News, Politics

Angela Rayner to run for Labour deputy leadership

The shadow education secretary Angela Rayner will run to be Labour’s deputy leader, she will announce today.

The Ashton-under-Lyne MP had been touted as a potential candidate to succeed the party’s leader Jeremy Corbyn, who announced his plans to stand down following Labour’s losses in last month’s election.

But the Mirror newspaper reports today that Rayner, who has held the shadow education brief for more than three years, will announce plans to run for the deputy position instead, and back her colleague and flatmate Rebecca Long-Bailey for the party’s leadership.

It is not yet known whether she will seek to keep her education brief if she wins the deputy race. Tom Watson, who stood down as deputy leader and as an MP last month, was also shadow culture secretary alongside his leadership role.

Among Rayner’s backers for the role include shadow international trade secretary Barry Gardiner, shadow policing minister Louise Haigh and Manchester Central MP Lucy Powell, Rayner’s predecessor as shadow education secretary.

In a speech at a community centre on the estate she grew up on in Stockport, Greater Manchester, Rayner will warn that her party must “win or die”, but will saw it should not return to the “vanilla politics” of the past.

However, she will also warn the party must also avoid using the language of “revolution” if it is to win over the British public.

“The quick fix of a new leader will not be enough. We must rethink and renew our purpose and how we convince the people to share it,” she said.
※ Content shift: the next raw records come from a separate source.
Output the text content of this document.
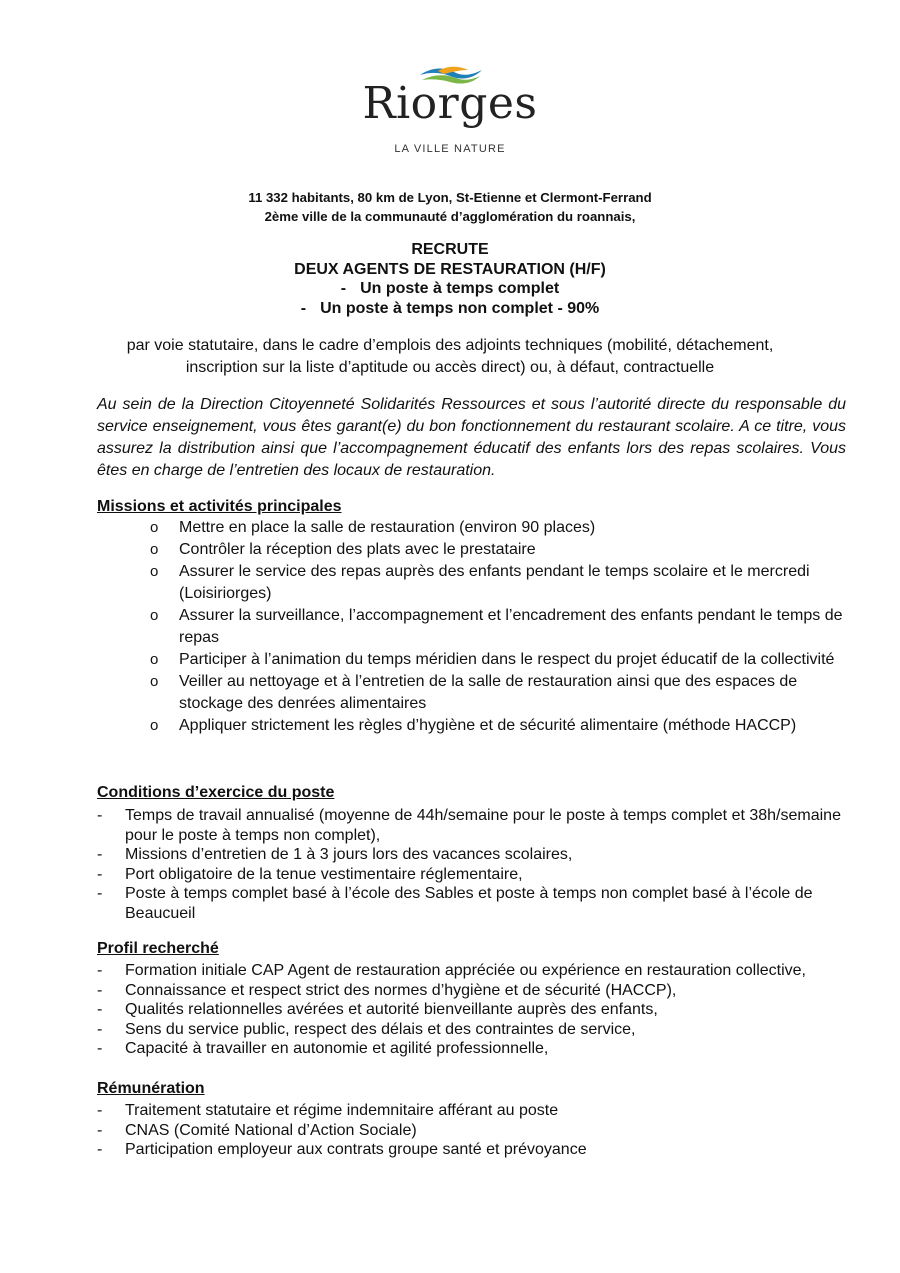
Riorges
LA VILLE NATURE
11 332 habitants, 80 km de Lyon, St-Etienne et Clermont-Ferrand
2ème ville de la communauté d’agglomération du roannais,
RECRUTE
DEUX AGENTS DE RESTAURATION (H/F)
- Un poste à temps complet
- Un poste à temps non complet - 90%
par voie statutaire, dans le cadre d’emplois des adjoints techniques (mobilité, détachement,
inscription sur la liste d’aptitude ou accès direct) ou, à défaut, contractuelle
Au sein de la Direction Citoyenneté Solidarités Ressources et sous l’autorité directe du responsable du service enseignement, vous êtes garant(e) du bon fonctionnement du restaurant scolaire. A ce titre, vous assurez la distribution ainsi que l’accompagnement éducatif des enfants lors des repas scolaires. Vous êtes en charge de l’entretien des locaux de restauration.
Missions et activités principales
o Mettre en place la salle de restauration (environ 90 places)
o Contrôler la réception des plats avec le prestataire
o Assurer le service des repas auprès des enfants pendant le temps scolaire et le mercredi (Loisiriorges)
o Assurer la surveillance, l’accompagnement et l’encadrement des enfants pendant le temps de repas
o Participer à l’animation du temps méridien dans le respect du projet éducatif de la collectivité
o Veiller au nettoyage et à l’entretien de la salle de restauration ainsi que des espaces de stockage des denrées alimentaires
o Appliquer strictement les règles d’hygiène et de sécurité alimentaire (méthode HACCP)
Conditions d’exercice du poste
- Temps de travail annualisé (moyenne de 44h/semaine pour le poste à temps complet et 38h/semaine pour le poste à temps non complet),
- Missions d’entretien de 1 à 3 jours lors des vacances scolaires,
- Port obligatoire de la tenue vestimentaire réglementaire,
- Poste à temps complet basé à l’école des Sables et poste à temps non complet basé à l’école de Beaucueil
Profil recherché
- Formation initiale CAP Agent de restauration appréciée ou expérience en restauration collective,
- Connaissance et respect strict des normes d’hygiène et de sécurité (HACCP),
- Qualités relationnelles avérées et autorité bienveillante auprès des enfants,
- Sens du service public, respect des délais et des contraintes de service,
- Capacité à travailler en autonomie et agilité professionnelle,
Rémunération
- Traitement statutaire et régime indemnitaire afférant au poste
- CNAS (Comité National d’Action Sociale)
- Participation employeur aux contrats groupe santé et prévoyance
“Either we face up to these new times or we become irrelevant. The next five years will be the fight of our lives and I’m standing here today because I don’t run away from a fight.”

A relatively unknown MP when she was appointed to the shadow cabinet in 2016, Rayner has become one of Labour’s most prominent front-benchers. During the election campaign, she stood in for Corbyn in televised debates, and was frequently deployed as a party spokesperson.

She left school at 16 without qualifications, becoming involved in politics through her involvement in the trade union movement while she worked in care.

As shadow education secretary, Rayner has presided over the development of Labour’s plans for a “national education service”. In 2018, she announced proposals for sweeping changes to the academies system, and this year, she set out the party’s plans to replace Ofsted.